Details regarding the specific datasets employed in the training of the base models are not disclosed, but the merging technique allows for rapid iteration and adaptation by blending high-performing checkpoints. The inclusion of a baked-in SDXL VAE in most recent variants ensures smooth color transitions and high-fidelity outputs without requiring external refinement steps.
Applications and Use Cases
Yamer's Realistic is primarily employed for generating lifelike imagery suited to a range of creative, illustrative, and design contexts. Its versatility allows for the production of full-body and close-up human figures, architectural interiors, futuristic environments, and surrealistic compositions. The model’s ability to adapt styles via prompt conditioning enables both straightforward realism and more imaginative aesthetic outcomes.
A realistic portrait of a young woman at night, demonstrating the model’s finesse with texture, lighting, and urban atmosphere. Prompt: not provided.

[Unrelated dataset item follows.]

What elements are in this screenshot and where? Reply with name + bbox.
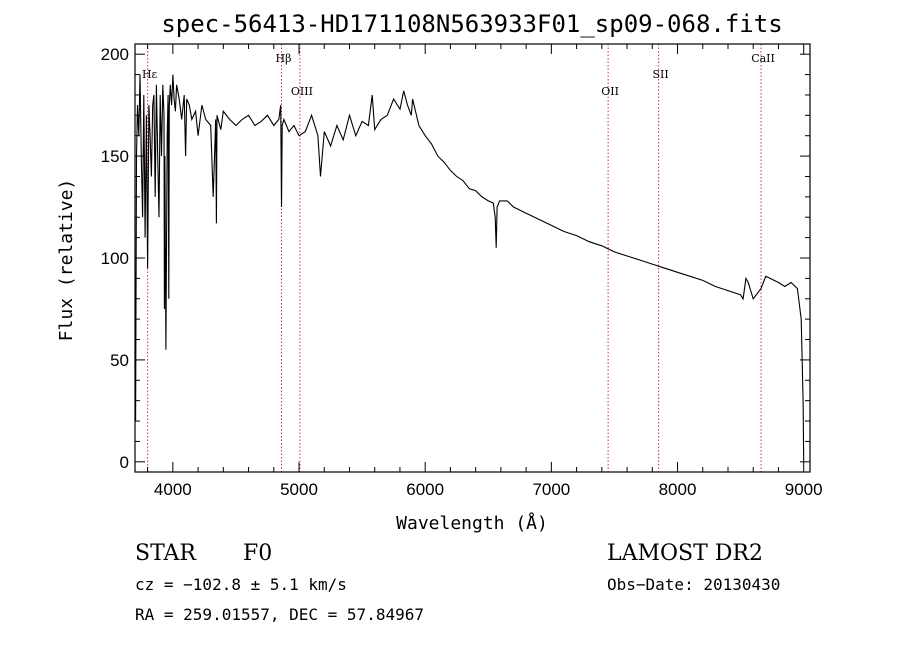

Surreal concept artwork generated by the model: a suited figure with planets as a head, illustrating flexibility in blending realism with imaginative themes.
The model has been utilized for digital illustration, conceptual art, and content generation for visual storytelling. While it is capable of producing a range of image themes, guidance via prompt engineering enables tailoring the outcome to specific aesthetic or narrative requirements.
Versions, Limitations, and Related Models
Since its initial release in January 2024, Yamer's Realistic has undergone several updates, with Version 5 launched in October 2024. Variants TX, SX, and RX were introduced, each displaying distinct responses to prompt cues, colors, and saturation settings. Previous generations (V1 through V4) remain available for historical comparison, and the creator has developed other related models, such as Yamer's Style, a LoRA for abstract, ethereal artwork, and Pixel Art Diffusion XL for pixel-art style generation.
Comparison of Yamer's Realistic 5 outputs showing a 3x3 grid of male figure renderings, varying by model version and CFG scale to illustrate subtleties in output fidelity and color.
Despite its flexibility, the model is not intended to achieve precise photorealism; rather, it focuses on a balance between artistic realism and functional utility. Users have noted limitations when exceeding a CFG scale of 15, as well as the emergence of artifacts at step counts below 30. Some integration challenges have also been reported with Instant ID systems and other deployment platforms.
The model is distributed under the CreativeML Open RAIL++-M license, with an associated license addendum, allowing for responsible and transparent use. The checkpoint merge process and license selection align with practices for accessibility within the AI art generation community.